REPUBLIKA.CO.ID, JAKARTA -- Peneliti Pusat Studi Hukum dan Kebijakan Indonesia Miko Ginting menyatakan Jaksa Agung bisa kesampingkan perkara yang menyangkut kepentingan umum.
Ia mengatakan, Kejaksaan telah menjalankan fungsinya sebagai pengendali perkara terhadap dua kasus kriminalisasi, yaitu deponering terhadap kasus mantan Komisioner KPK (Abraham Samad dan Bambang Widjojanto) serta mengeluarkan SKPP kasus penyidik KPK (Novel Baswedan).
Ia menilai polemik kriminalisasi terus berlanjut dengan adanya pengajuan praperadilan terhadap dua keputusan itu. Bahkan Jaksa Agung turut dilaporkan ke Bareskrim Mabes Polri karena dianggap telah menyalahgunakan kekuasaannya.
"Jaksa Agung selaku penuntut umum tertinggi diberikan hak eksklusif untuk menjalankan kewenangan oportunitas. Jaksa Agung dapat mengesampingkan suatu perkara dengan dasar kepentingan umum. Hal ini diatur dalam Pasal 35 huruf c UU Kejaksaan," ujarnya.
Ia menyebut pasal 35 huruf c UU Kejaksaan mengatur bahwa Jaksa Agung perlu memperhatikan pendapat dari badan-badan kekuasaan negara yang terkait.
Namun, masukan tersebut tidak mengikat dan tidak ada kewajiban untuk mengikuti masukan tersebut. Sehingga menurutnya keputusan akhir tetap ada pada Jaksa Agung.

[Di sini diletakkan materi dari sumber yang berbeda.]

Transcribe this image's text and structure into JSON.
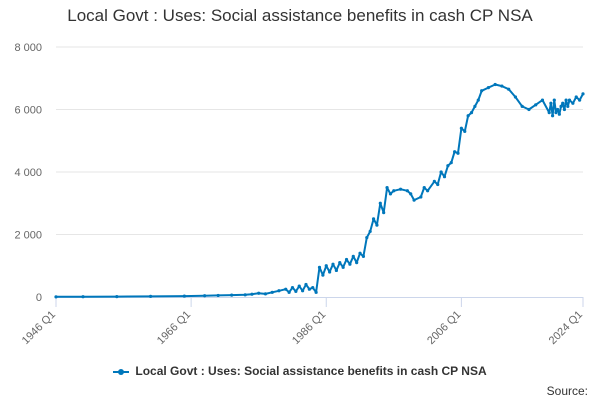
{
  "title": "Local Govt : Uses: Social assistance benefits in cash CP NSA",
  "legend_label": "Local Govt : Uses: Social assistance benefits in cash CP NSA",
  "source_label": "Source:",
  "colors": {
    "series": "#0077bb",
    "grid": "#e6e6e6",
    "axis": "#ccd6eb",
    "text": "#666666"
  },
  "chart_data": {
    "type": "line",
    "title": "Local Govt : Uses: Social assistance benefits in cash CP NSA",
    "xlabel": "",
    "ylabel": "",
    "xlim": [
      1946.0,
      2024.0
    ],
    "ylim": [
      0,
      8000
    ],
    "y_ticks": [
      0,
      2000,
      4000,
      6000,
      8000
    ],
    "y_tick_labels": [
      "0",
      "2 000",
      "4 000",
      "6 000",
      "8 000"
    ],
    "x_ticks": [
      1946.0,
      1966.0,
      1986.0,
      2006.0,
      2024.0
    ],
    "x_tick_labels": [
      "1946 Q1",
      "1966 Q1",
      "1986 Q1",
      "2006 Q1",
      "2024 Q1"
    ],
    "series": [
      {
        "name": "Local Govt : Uses: Social assistance benefits in cash CP NSA",
        "x": [
          1946,
          1950,
          1955,
          1960,
          1965,
          1968,
          1970,
          1972,
          1974,
          1975,
          1976,
          1977,
          1978,
          1979,
          1980,
          1980.5,
          1981,
          1981.5,
          1982,
          1982.5,
          1983,
          1983.5,
          1984,
          1984.5,
          1985,
          1985.5,
          1986,
          1986.5,
          1987,
          1987.5,
          1988,
          1988.5,
          1989,
          1989.5,
          1990,
          1990.5,
          1991,
          1991.5,
          1992,
          1992.5,
          1993,
          1993.5,
          1994,
          1994.5,
          1995,
          1995.5,
          1996,
          1997,
          1998,
          1998.5,
          1999,
          2000,
          2000.5,
          2001,
          2002,
          2002.5,
          2003,
          2003.5,
          2004,
          2004.5,
          2005,
          2005.5,
          2006,
          2006.5,
          2007,
          2007.5,
          2008,
          2008.5,
          2009,
          2010,
          2011,
          2012,
          2013,
          2014,
          2015,
          2016,
          2017,
          2018,
          2019,
          2019.25,
          2019.5,
          2019.75,
          2020,
          2020.25,
          2020.5,
          2020.75,
          2021,
          2021.25,
          2021.5,
          2021.75,
          2022,
          2022.5,
          2023,
          2023.5,
          2024
        ],
        "values": [
          5,
          10,
          12,
          20,
          30,
          40,
          50,
          60,
          70,
          90,
          120,
          100,
          150,
          200,
          250,
          150,
          300,
          180,
          350,
          200,
          400,
          250,
          300,
          150,
          950,
          700,
          1000,
          800,
          1050,
          850,
          1100,
          950,
          1200,
          1050,
          1300,
          1100,
          1400,
          1300,
          1900,
          2100,
          2500,
          2300,
          3000,
          2700,
          3500,
          3300,
          3400,
          3450,
          3400,
          3300,
          3100,
          3200,
          3500,
          3400,
          3700,
          3600,
          4000,
          3850,
          4200,
          4300,
          4650,
          4600,
          5400,
          5300,
          5800,
          5900,
          6100,
          6300,
          6600,
          6700,
          6800,
          6750,
          6650,
          6400,
          6100,
          6000,
          6150,
          6300,
          5900,
          6200,
          5800,
          6300,
          5900,
          6000,
          5850,
          6100,
          6200,
          6000,
          6300,
          6100,
          6300,
          6200,
          6400,
          6300,
          6500
        ]
      }
    ]
  }
}
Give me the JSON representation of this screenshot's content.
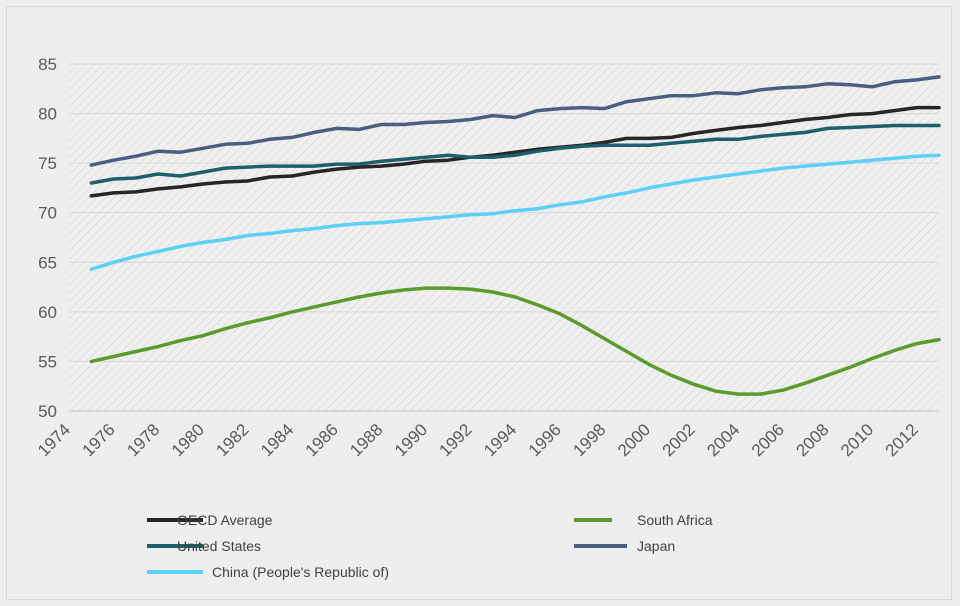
{
  "chart_data": {
    "type": "line",
    "title": "",
    "xlabel": "",
    "ylabel": "",
    "ylim": [
      50,
      85
    ],
    "yticks": [
      50,
      55,
      60,
      65,
      70,
      75,
      80,
      85
    ],
    "x": [
      1975,
      1976,
      1977,
      1978,
      1979,
      1980,
      1981,
      1982,
      1983,
      1984,
      1985,
      1986,
      1987,
      1988,
      1989,
      1990,
      1991,
      1992,
      1993,
      1994,
      1995,
      1996,
      1997,
      1998,
      1999,
      2000,
      2001,
      2002,
      2003,
      2004,
      2005,
      2006,
      2007,
      2008,
      2009,
      2010,
      2011,
      2012,
      2013
    ],
    "xlim": [
      1974,
      2013
    ],
    "xticks": [
      "1974",
      "1976",
      "1978",
      "1980",
      "1982",
      "1984",
      "1986",
      "1988",
      "1990",
      "1992",
      "1994",
      "1996",
      "1998",
      "2000",
      "2002",
      "2004",
      "2006",
      "2008",
      "2010",
      "2012"
    ],
    "grid": "hatched plot area",
    "legend_position": "bottom",
    "series": [
      {
        "name": "OECD Average",
        "color": "#262626",
        "values": [
          71.7,
          72.0,
          72.1,
          72.4,
          72.6,
          72.9,
          73.1,
          73.2,
          73.6,
          73.7,
          74.1,
          74.4,
          74.6,
          74.7,
          74.9,
          75.2,
          75.3,
          75.6,
          75.8,
          76.1,
          76.4,
          76.6,
          76.8,
          77.1,
          77.5,
          77.5,
          77.6,
          78.0,
          78.3,
          78.6,
          78.8,
          79.1,
          79.4,
          79.6,
          79.9,
          80.0,
          80.3,
          80.6,
          80.6
        ]
      },
      {
        "name": "South Africa",
        "color": "#5b9a2d",
        "values": [
          55.0,
          55.5,
          56.0,
          56.5,
          57.1,
          57.6,
          58.3,
          58.9,
          59.4,
          60.0,
          60.5,
          61.0,
          61.5,
          61.9,
          62.2,
          62.4,
          62.4,
          62.3,
          62.0,
          61.5,
          60.7,
          59.8,
          58.6,
          57.3,
          56.0,
          54.7,
          53.6,
          52.7,
          52.0,
          51.7,
          51.7,
          52.1,
          52.8,
          53.6,
          54.4,
          55.3,
          56.1,
          56.8,
          57.2
        ]
      },
      {
        "name": "United States",
        "color": "#1f5f6b",
        "values": [
          73.0,
          73.4,
          73.5,
          73.9,
          73.7,
          74.1,
          74.5,
          74.6,
          74.7,
          74.7,
          74.7,
          74.9,
          74.9,
          75.2,
          75.4,
          75.6,
          75.8,
          75.6,
          75.6,
          75.8,
          76.2,
          76.5,
          76.7,
          76.8,
          76.8,
          76.8,
          77.0,
          77.2,
          77.4,
          77.4,
          77.7,
          77.9,
          78.1,
          78.5,
          78.6,
          78.7,
          78.8,
          78.8,
          78.8
        ]
      },
      {
        "name": "Japan",
        "color": "#4a5f80",
        "values": [
          74.8,
          75.3,
          75.7,
          76.2,
          76.1,
          76.5,
          76.9,
          77.0,
          77.4,
          77.6,
          78.1,
          78.5,
          78.4,
          78.9,
          78.9,
          79.1,
          79.2,
          79.4,
          79.8,
          79.6,
          80.3,
          80.5,
          80.6,
          80.5,
          81.2,
          81.5,
          81.8,
          81.8,
          82.1,
          82.0,
          82.4,
          82.6,
          82.7,
          83.0,
          82.9,
          82.7,
          83.2,
          83.4,
          83.7
        ]
      },
      {
        "name": "China (People's Republic of)",
        "color": "#5ed0f5",
        "values": [
          64.3,
          65.0,
          65.6,
          66.1,
          66.6,
          67.0,
          67.3,
          67.7,
          67.9,
          68.2,
          68.4,
          68.7,
          68.9,
          69.0,
          69.2,
          69.4,
          69.6,
          69.8,
          69.9,
          70.2,
          70.4,
          70.8,
          71.1,
          71.6,
          72.0,
          72.5,
          72.9,
          73.3,
          73.6,
          73.9,
          74.2,
          74.5,
          74.7,
          74.9,
          75.1,
          75.3,
          75.5,
          75.7,
          75.8
        ]
      }
    ]
  }
}
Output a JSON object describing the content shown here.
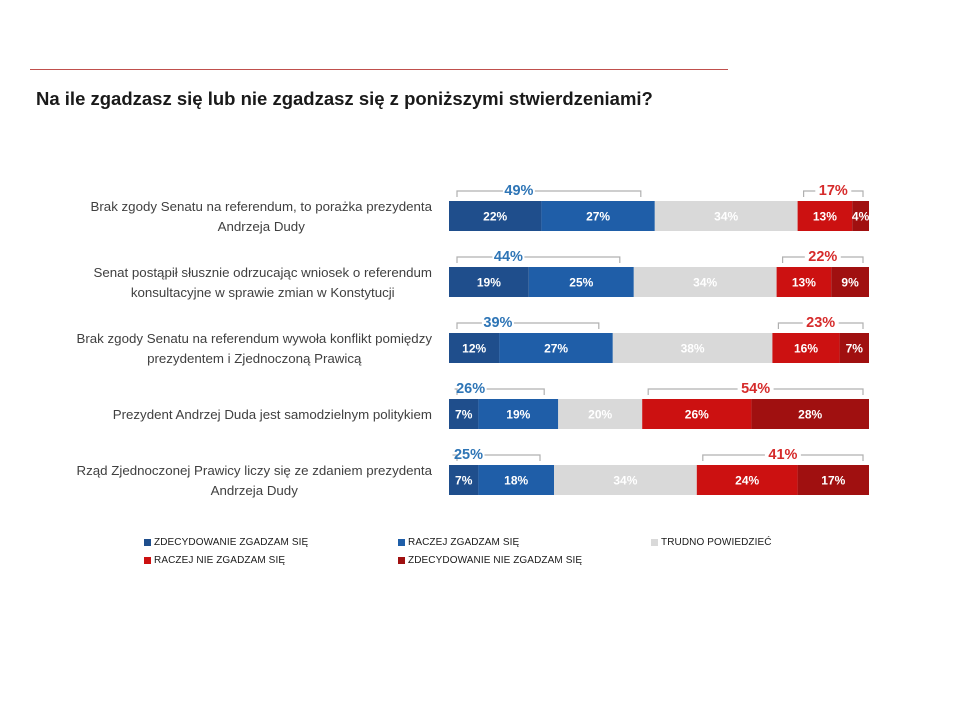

"Deponeering oleh Jaksa Agung merupakan langkah tepat karena merujuk pada kejanggalan proses pada kasus BW dan AS yang kental dengan rekayasa dan sangat dipaksakan. Selain itu, terdapat kepentingan umum masyarakat bahwa kriminalisasi tersebut dapat melemahkan gerakan antikorupsi di Indonesia," katanya.